As opposed to ground vehicles, the horsepower rating of a watercraft engine is insufficient determining how powerful a ship-assist tug is. In order to certify a ship-assist tugs as fit for service, it’s power output must be measured. The power output of a tug determines the pull or towing force it is capable of applying. The power output is measured by performing a bollard pull test.
How is a bollard pull test performed?
The power output of a ship-assist tug is best described as “thrust developed at zero speed”. In order to meet the requirements of their specialized operation, tug propulsion systems are designed for maximum performance at zero speed in the forward direction. To simulate conditions in which a tug is expected to operate, the tug is tethered to bollards (short steel structures commonly used for mooring ships to the pier) and a load cell is placed on the tethering line. The tug applies tension to the tethering line while the load cell measures the applied load. Having been tethered, zero speed and maximum output is possible.
For reliable results, bollard pull tests should ideally be performed in deep water, far from the mouth of a river on a calm day with minimum traffic. Currents or strong winds can potentially falsify readings. In order to ensure that the force is only generated by the interaction of the propeller and surrounding water, sufficient distance should be provided between the tug and pier wall. Rudder angle should be close to zero degrees; it is important to keep conditions as static as possible. Engine power and heading should remain constant and the test should continue until the reading on the load cell settles on a near-constant value for reliable measurement.

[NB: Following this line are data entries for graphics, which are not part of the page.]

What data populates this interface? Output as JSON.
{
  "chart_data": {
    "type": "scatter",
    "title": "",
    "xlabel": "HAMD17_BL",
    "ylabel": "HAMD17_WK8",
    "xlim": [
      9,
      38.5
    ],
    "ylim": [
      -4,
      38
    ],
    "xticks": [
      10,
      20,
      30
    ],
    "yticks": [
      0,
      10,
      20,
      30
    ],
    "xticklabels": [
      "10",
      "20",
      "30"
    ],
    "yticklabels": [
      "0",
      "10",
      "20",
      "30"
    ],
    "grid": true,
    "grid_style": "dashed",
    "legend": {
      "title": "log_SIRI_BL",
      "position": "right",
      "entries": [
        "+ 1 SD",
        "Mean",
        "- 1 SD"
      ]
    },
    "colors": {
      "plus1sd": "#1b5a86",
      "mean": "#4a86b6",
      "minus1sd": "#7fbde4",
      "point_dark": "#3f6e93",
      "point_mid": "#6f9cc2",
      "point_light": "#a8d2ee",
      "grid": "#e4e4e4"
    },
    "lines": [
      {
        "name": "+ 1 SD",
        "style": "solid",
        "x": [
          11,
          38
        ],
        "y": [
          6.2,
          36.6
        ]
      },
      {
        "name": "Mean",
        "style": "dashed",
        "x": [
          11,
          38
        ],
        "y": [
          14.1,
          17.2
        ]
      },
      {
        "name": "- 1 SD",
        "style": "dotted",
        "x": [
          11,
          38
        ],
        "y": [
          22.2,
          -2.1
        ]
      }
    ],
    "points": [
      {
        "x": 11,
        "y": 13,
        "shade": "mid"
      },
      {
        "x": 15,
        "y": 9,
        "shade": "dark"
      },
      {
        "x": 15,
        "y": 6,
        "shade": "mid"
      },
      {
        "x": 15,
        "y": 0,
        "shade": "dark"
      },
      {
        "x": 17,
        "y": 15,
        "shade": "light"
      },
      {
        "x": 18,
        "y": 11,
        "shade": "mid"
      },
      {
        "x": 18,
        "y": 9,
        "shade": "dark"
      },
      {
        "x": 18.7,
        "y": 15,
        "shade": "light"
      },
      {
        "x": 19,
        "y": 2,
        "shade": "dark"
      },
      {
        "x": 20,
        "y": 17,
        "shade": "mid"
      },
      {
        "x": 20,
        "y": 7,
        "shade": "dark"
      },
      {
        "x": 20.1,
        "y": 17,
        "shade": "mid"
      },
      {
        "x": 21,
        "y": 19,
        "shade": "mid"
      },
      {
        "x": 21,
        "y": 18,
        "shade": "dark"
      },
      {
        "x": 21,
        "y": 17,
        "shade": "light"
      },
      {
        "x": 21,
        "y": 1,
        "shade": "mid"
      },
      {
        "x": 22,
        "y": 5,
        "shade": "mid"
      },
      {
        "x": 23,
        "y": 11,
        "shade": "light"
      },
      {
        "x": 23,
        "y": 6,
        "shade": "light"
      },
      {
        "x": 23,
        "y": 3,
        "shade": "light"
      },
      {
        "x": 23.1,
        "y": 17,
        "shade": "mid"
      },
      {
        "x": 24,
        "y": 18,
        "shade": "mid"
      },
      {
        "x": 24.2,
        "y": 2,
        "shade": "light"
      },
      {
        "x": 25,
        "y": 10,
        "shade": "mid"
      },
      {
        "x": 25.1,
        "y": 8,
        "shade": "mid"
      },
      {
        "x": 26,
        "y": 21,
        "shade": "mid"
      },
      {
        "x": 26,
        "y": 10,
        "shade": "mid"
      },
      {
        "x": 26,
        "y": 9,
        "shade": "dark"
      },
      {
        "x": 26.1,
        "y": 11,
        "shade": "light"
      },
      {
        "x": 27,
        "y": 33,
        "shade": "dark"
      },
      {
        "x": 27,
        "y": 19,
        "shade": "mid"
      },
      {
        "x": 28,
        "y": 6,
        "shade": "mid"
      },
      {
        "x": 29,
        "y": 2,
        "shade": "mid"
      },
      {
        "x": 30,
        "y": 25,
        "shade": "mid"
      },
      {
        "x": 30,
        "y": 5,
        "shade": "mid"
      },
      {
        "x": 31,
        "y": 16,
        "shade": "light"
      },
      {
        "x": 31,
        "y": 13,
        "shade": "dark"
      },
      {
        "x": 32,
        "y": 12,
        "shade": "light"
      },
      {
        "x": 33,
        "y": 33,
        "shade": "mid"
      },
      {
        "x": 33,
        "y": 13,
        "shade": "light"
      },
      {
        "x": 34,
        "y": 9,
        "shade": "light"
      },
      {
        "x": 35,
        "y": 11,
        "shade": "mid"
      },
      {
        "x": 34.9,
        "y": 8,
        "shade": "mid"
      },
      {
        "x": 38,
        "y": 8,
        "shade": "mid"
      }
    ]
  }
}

Eilon Engineering’s Ron Crane Scales™ dynamometers are particularly suited for performing bollard pull tests. Their small dimensions and light weight make them ideally portable and easy to handle during test preparations. Built-in data logger and PC output options simplify test verification. IP67 environmental sealing protects the load cell from accidental immersion in water. Availability of multiple displays make it possible for both the captain and test engineer to view dynamometer readings simultaneously allowing for greater control during the test.

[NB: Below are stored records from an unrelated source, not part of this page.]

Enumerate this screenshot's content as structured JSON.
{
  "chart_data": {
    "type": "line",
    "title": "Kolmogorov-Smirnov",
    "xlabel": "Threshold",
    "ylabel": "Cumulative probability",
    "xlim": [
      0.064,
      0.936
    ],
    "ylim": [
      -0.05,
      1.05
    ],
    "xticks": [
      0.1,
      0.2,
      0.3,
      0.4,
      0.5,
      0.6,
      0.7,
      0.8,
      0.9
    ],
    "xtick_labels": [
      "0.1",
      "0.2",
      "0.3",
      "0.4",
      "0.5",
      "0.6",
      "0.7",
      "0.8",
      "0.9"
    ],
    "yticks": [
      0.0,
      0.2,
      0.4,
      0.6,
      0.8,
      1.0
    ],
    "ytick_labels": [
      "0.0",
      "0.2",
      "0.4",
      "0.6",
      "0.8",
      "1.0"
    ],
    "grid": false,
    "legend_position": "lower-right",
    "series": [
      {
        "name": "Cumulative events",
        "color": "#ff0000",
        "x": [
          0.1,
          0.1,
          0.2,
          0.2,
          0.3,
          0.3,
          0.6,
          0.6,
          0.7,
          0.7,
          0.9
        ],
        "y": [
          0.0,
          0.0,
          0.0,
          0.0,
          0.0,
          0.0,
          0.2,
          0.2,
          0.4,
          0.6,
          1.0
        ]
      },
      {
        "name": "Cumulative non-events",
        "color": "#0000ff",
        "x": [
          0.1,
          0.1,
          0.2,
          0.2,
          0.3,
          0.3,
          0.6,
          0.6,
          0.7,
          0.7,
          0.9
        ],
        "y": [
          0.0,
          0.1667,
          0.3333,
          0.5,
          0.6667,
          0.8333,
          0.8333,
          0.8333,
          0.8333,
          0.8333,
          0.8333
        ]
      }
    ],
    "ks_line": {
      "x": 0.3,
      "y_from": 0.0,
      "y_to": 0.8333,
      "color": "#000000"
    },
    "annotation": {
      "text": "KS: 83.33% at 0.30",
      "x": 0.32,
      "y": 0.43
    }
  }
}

Automatic Data Logger: Automatically capture dynamometer readings to create a time stamped record of the entire test. Provide a record of measured loads and their duration. Download records to your PC for archiving, analysis and the creation of certificates.
PC Output (RS-232): Use a laptop to capture live dynamometer measurements for archiving, analysis and the creation of certificates.
Additional Wireless Displays: Make dynamometer readings available in multiple locations. Stable, constant dynamometer readings are critical for reliable bollard pull test results. Place a display next to the helm and another with the test engineer to achieve greater control, more efficient testing and clearer communication between vessel crew and those performing the testing.
IP67 Environmental Sealing (Wired systems only): Standard wireless load cell comes with IP67 protection as standard. For wired systems in maritime environments IP67 upgrade is required.